We are facing an issue with the datahub related to a Canonical item being duplicated, both on the database and on the target impex result.
We have a Canonical item with a very simple unique key. This item is composed of a Raw item from a SAP idoc that has many different segment definitions. On the database we see a Canonical item type with same integration key, but different canonicalItemId. One Canonical item row has incomplete, empty attribute values, while the other row has all attribute values correct. The problem is that there is a dependency between Canonical items. When using the 'resolve' expression, the Canonical item with the incomplete attribute values is resolved, resulting in a dependent Canonical item with empty values.

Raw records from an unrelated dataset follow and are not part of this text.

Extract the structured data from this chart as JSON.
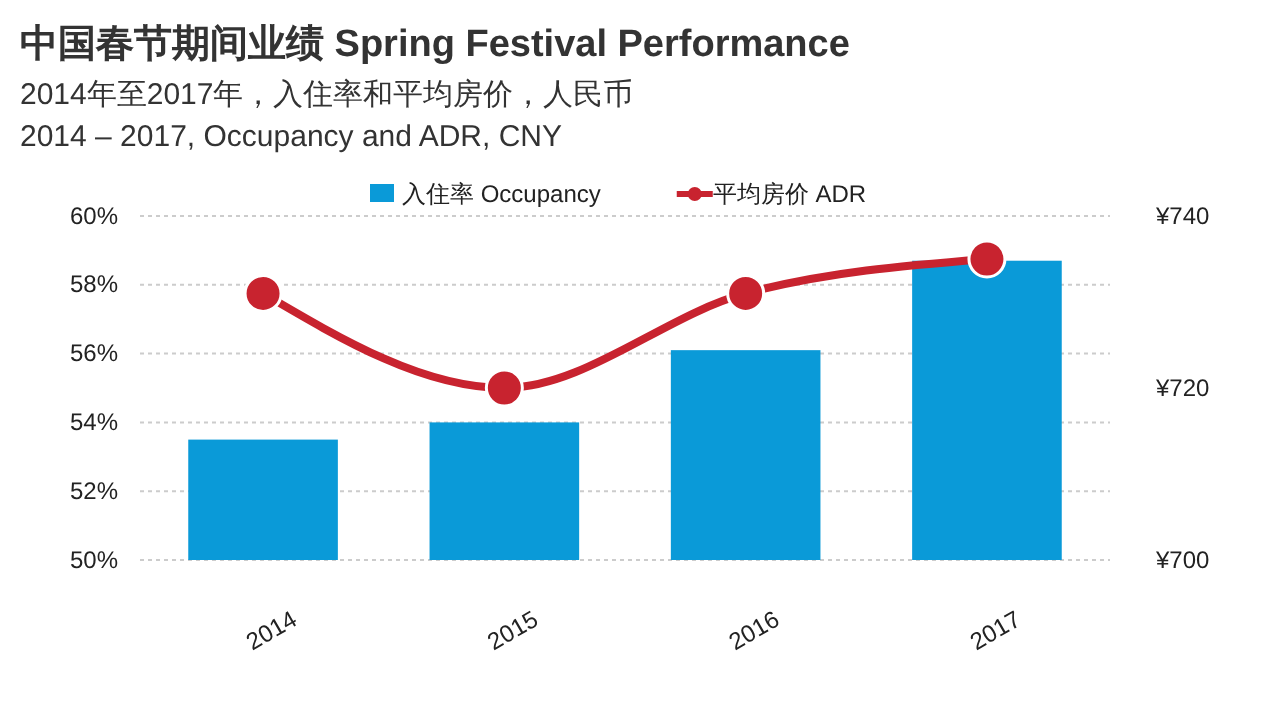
{
  "chart_data": {
    "type": "bar",
    "title": "中国春节期间业绩 Spring Festival Performance",
    "subtitle": "2014年至2017年，入住率和平均房价，人民币\n2014 – 2017, Occupancy and ADR, CNY",
    "categories": [
      "2014",
      "2015",
      "2016",
      "2017"
    ],
    "series": [
      {
        "name": "入住率 Occupancy",
        "color": "#0a9ad8",
        "values": [
          53.5,
          54.0,
          56.1,
          58.7
        ]
      },
      {
        "name": "平均房价 ADR",
        "type": "line",
        "axis": "y2",
        "color": "#c8232f",
        "marker": "circle",
        "values": [
          731,
          720,
          731,
          735
        ]
      }
    ],
    "ylim": [
      50,
      60
    ],
    "yticks": [
      {
        "value": 50,
        "label": "50%"
      },
      {
        "value": 52,
        "label": "52%"
      },
      {
        "value": 54,
        "label": "54%"
      },
      {
        "value": 56,
        "label": "56%"
      },
      {
        "value": 58,
        "label": "58%"
      },
      {
        "value": 60,
        "label": "60%"
      }
    ],
    "y2lim": [
      700,
      740
    ],
    "y2ticks": [
      {
        "value": 700,
        "label": "¥700"
      },
      {
        "value": 720,
        "label": "¥720"
      },
      {
        "value": 740,
        "label": "¥740"
      }
    ],
    "grid": "y",
    "legend": "top"
  }
}
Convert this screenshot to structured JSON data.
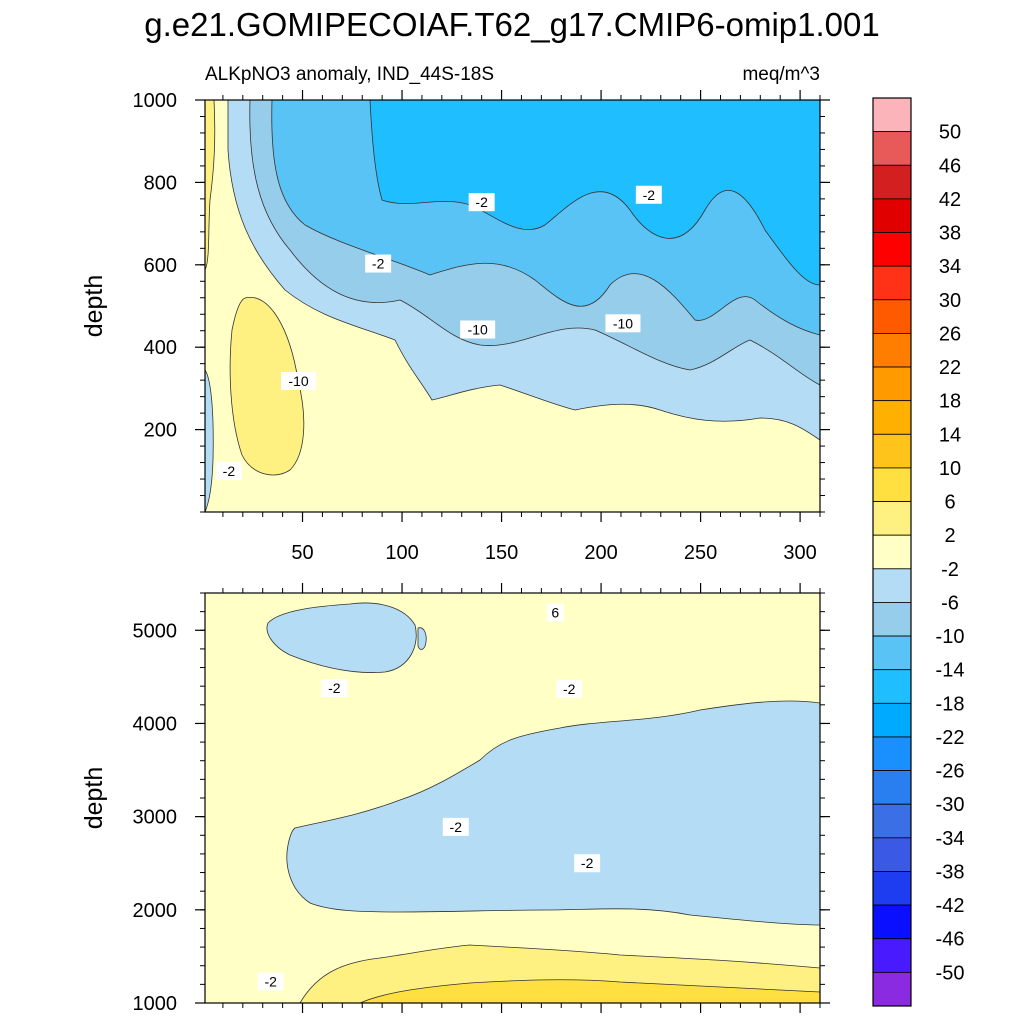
{
  "chart_data": {
    "type": "contour",
    "title": "g.e21.GOMIPECOIAF.T62_g17.CMIP6-omip1.001",
    "colorbar": {
      "labels": [
        "50",
        "46",
        "42",
        "38",
        "34",
        "30",
        "26",
        "22",
        "18",
        "14",
        "10",
        "6",
        "2",
        "-2",
        "-6",
        "-10",
        "-14",
        "-18",
        "-22",
        "-26",
        "-30",
        "-34",
        "-38",
        "-42",
        "-46",
        "-50"
      ],
      "colors": [
        "#fbb4b9",
        "#e85a5a",
        "#d31f1f",
        "#e00000",
        "#fe0000",
        "#ff3218",
        "#ff5a00",
        "#ff7e00",
        "#ff9a00",
        "#ffb000",
        "#ffc41c",
        "#ffe040",
        "#fff082",
        "#ffffc6",
        "#b4dcf5",
        "#96cdeb",
        "#5ac3f5",
        "#1ebeff",
        "#00aaff",
        "#1a90ff",
        "#2a7ff0",
        "#3a6fe6",
        "#3a5ae6",
        "#1e3cf0",
        "#0a10ff",
        "#4a1aff",
        "#8a2be2"
      ]
    },
    "panels": [
      {
        "name": "upper",
        "subtitle_left": "ALKpNO3 anomaly, IND_44S-18S",
        "subtitle_right": "meq/m^3",
        "ylabel": "depth",
        "xlim": [
          1,
          310
        ],
        "ylim": [
          1000,
          0
        ],
        "xticks": [
          "50",
          "100",
          "150",
          "200",
          "250",
          "300"
        ],
        "xtick_values": [
          50,
          100,
          150,
          200,
          250,
          300
        ],
        "yticks": [
          "200",
          "400",
          "600",
          "800",
          "1000"
        ],
        "ytick_values": [
          200,
          400,
          600,
          800,
          1000
        ],
        "contour_labels": [
          {
            "text": "-2",
            "x": 13,
            "y": 100
          },
          {
            "text": "-10",
            "x": 48,
            "y": 318
          },
          {
            "text": "-10",
            "x": 138,
            "y": 443
          },
          {
            "text": "-10",
            "x": 211,
            "y": 458
          },
          {
            "text": "-2",
            "x": 88,
            "y": 603
          },
          {
            "text": "-2",
            "x": 140,
            "y": 752
          },
          {
            "text": "-2",
            "x": 224,
            "y": 770
          }
        ]
      },
      {
        "name": "lower",
        "ylabel": "depth",
        "xlim": [
          1,
          310
        ],
        "ylim": [
          5400,
          1000
        ],
        "yticks": [
          "1000",
          "2000",
          "3000",
          "4000",
          "5000"
        ],
        "ytick_values": [
          1000,
          2000,
          3000,
          4000,
          5000
        ],
        "contour_labels": [
          {
            "text": "-2",
            "x": 34,
            "y": 1230
          },
          {
            "text": "-2",
            "x": 193,
            "y": 2500
          },
          {
            "text": "-2",
            "x": 127,
            "y": 2890
          },
          {
            "text": "-2",
            "x": 66,
            "y": 4380
          },
          {
            "text": "-2",
            "x": 184,
            "y": 4370
          },
          {
            "text": "6",
            "x": 177,
            "y": 5190
          }
        ]
      }
    ]
  }
}
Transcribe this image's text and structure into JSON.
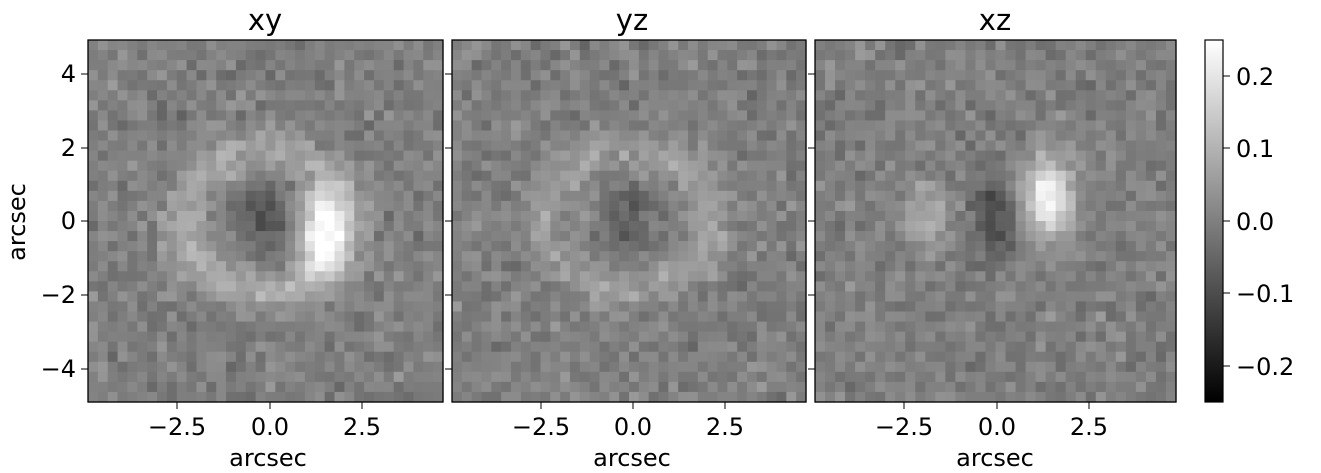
{
  "chart_data": [
    {
      "type": "heatmap",
      "title": "xy",
      "xlabel": "arcsec",
      "ylabel": "arcsec",
      "xlim": [
        -4.8,
        4.8
      ],
      "ylim": [
        -4.9,
        4.9
      ],
      "xticks": [
        "−2.5",
        "0.0",
        "2.5"
      ],
      "yticks": [
        "4",
        "2",
        "0",
        "−2",
        "−4"
      ],
      "features": [
        {
          "kind": "ring",
          "x": 0.0,
          "y": 0.0,
          "radius": 1.9,
          "value": 0.08
        },
        {
          "kind": "blob",
          "x": 0.0,
          "y": 0.0,
          "value": -0.08
        },
        {
          "kind": "blob",
          "x": 1.55,
          "y": -0.3,
          "value": 0.25
        }
      ]
    },
    {
      "type": "heatmap",
      "title": "yz",
      "xlabel": "arcsec",
      "xlim": [
        -4.8,
        4.8
      ],
      "ylim": [
        -4.9,
        4.9
      ],
      "xticks": [
        "−2.5",
        "0.0",
        "2.5"
      ],
      "features": [
        {
          "kind": "ring",
          "x": 0.0,
          "y": 0.0,
          "radius": 1.9,
          "value": 0.06
        },
        {
          "kind": "blob",
          "x": 0.0,
          "y": 0.0,
          "value": -0.06
        }
      ]
    },
    {
      "type": "heatmap",
      "title": "xz",
      "xlabel": "arcsec",
      "xlim": [
        -4.8,
        4.8
      ],
      "ylim": [
        -4.9,
        4.9
      ],
      "xticks": [
        "−2.5",
        "0.0",
        "2.5"
      ],
      "features": [
        {
          "kind": "blob",
          "x": -1.9,
          "y": 0.2,
          "value": 0.08
        },
        {
          "kind": "blob",
          "x": 0.0,
          "y": 0.2,
          "value": -0.1
        },
        {
          "kind": "blob",
          "x": 1.4,
          "y": 0.6,
          "value": 0.25
        }
      ]
    }
  ],
  "colorbar": {
    "cmap": "gray",
    "range": [
      -0.25,
      0.25
    ],
    "ticks": [
      "0.2",
      "0.1",
      "0.0",
      "−0.1",
      "−0.2"
    ]
  }
}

What we have discovered is when the number of Raw items on the database is greather than the datahub.composition.batch.size property value, the duplication of the Canonical item happens. It seems that on every iteration of a composition batch, the Canonical item cache get lost and an already existed Canonical item key is not found, so a new Canonical item is created with the same key.
We found when the datahub.composition.batch.size property value is reduced, we get more Canonical items duplicated, and when the value of the batch.size property is greather than the total raw items, the duplication does not happen, neither on the database nor on the impex file.
We are using Data Hub 22.214.171.124 with customized datahub extension, including the sapidocintegration and sapcoreconfiguration.